James Holmes Trial: This Will Be the Trial of the Decade
2012 will doubtlessly be remembered as the year of the shooting.
Though crime overall is trending downwards, and has been since the mid-1990s, the vast majority of homicides involve firearms — 60%, in fact. Gun ownership in the United States is among the highest in the world, and sadly most mass shootings, themselves fairly common, involve legally obtained firearms.
This year alone, the Newtown shootings shattered national holiday cheer, a gunman attacked a Sikh temple in Wisconsin, and James Eagan Holmes terrorized a screening of The Dark Knight Rises in Aurora, Colorado.
While most other high profile shootings left the perpetrator dead along with his victims — either by his own hand or the through the efforts of responding police officers — Holmes was arrested. He will stand trial, pleading insanity.
The James Eagan Holmes trial, slated for Tuesday, represents the most important trial of the decade — not because his crime was more heinous than others, though heinous it was, or produced record casualties, though casualties there were. Rather, the trial and the entire drama of the Aurora massacre is essentially a conflation of the entire gun debate currently raging across the blogosphere, in the Illinois legislature, and in our nation's capital. It is a microcosm of an epidemic; it offers an accurate snapshot of virtually every salient aspect of this important debate, from rampant firearms to mental illness, media violence to criminal glorification, the efficacy of the justice system to corporal punishment.
Further, this trial is important as it portends the advent of at the minimum thoughtful conversation on gun control and gun violence, if not actual, concrete legislation designed to curtail the distribution/prevalence of dangerous firearms, strengthen existing safeguards, and remedy the glaring loopholes that emerged from substantive 1990s legislation.
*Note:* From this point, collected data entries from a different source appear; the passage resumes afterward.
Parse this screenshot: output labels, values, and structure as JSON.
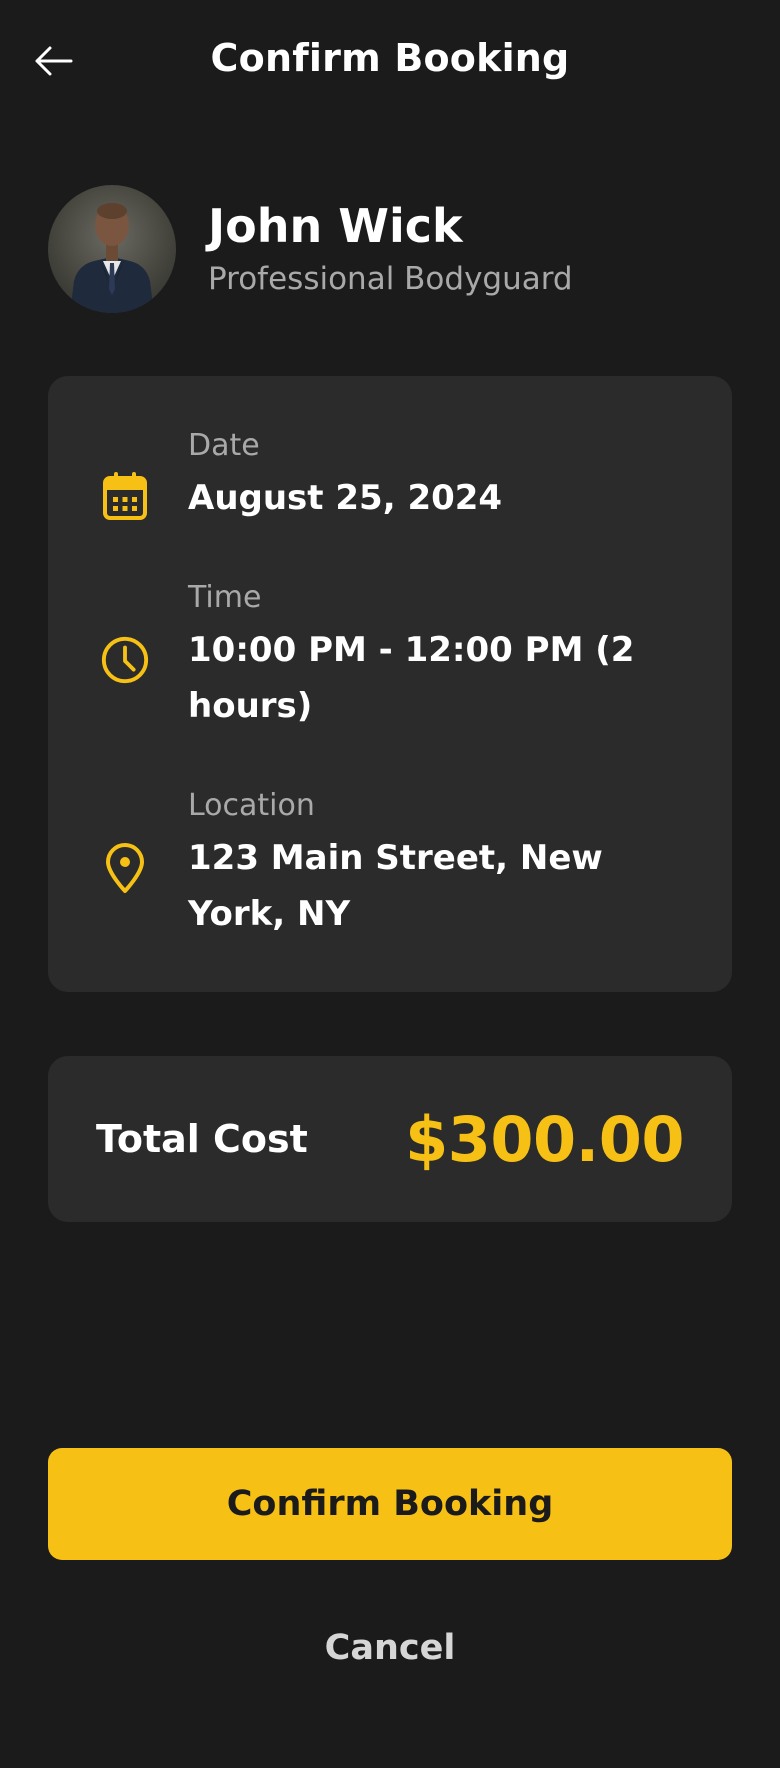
{
  "header": {
    "title": "Confirm Booking",
    "back_icon": "arrow-left-icon"
  },
  "profile": {
    "name": "John Wick",
    "role": "Professional Bodyguard"
  },
  "details": [
    {
      "label": "Date",
      "value": "August 25, 2024",
      "icon": "calendar-icon"
    },
    {
      "label": "Time",
      "value": "10:00 PM - 12:00 PM (2 hours)",
      "icon": "clock-icon"
    },
    {
      "label": "Location",
      "value": "123 Main Street, New York, NY",
      "icon": "map-pin-icon"
    }
  ],
  "cost": {
    "label": "Total Cost",
    "value": "$300.00"
  },
  "actions": {
    "confirm_label": "Confirm Booking",
    "cancel_label": "Cancel"
  },
  "colors": {
    "background": "#1b1b1b",
    "card": "#2b2b2b",
    "accent": "#f6c015",
    "muted_text": "#a9a9a9"
  }
}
Indeed, gun control has had positive effects in those states that chose to implement it:
If Holmes is convicted, prosecutors will likely seek the death penalty, which is sure to unleash a maelstrom of legal and ethical criticism. Meanwhile, a separate drama is unfolding involving the nation's mental health detection and outreach programs. Holmes himself demonstrates the difficulty in putting proposed mental health reforms into practice: he was, after all, a doctoral candidate with no history of aggression or depression.
Whatever the outcome, Holmes's trial occurs at a critical juncture. Many eyes will be on the accused, while many more begin to look towards impending legislative battles.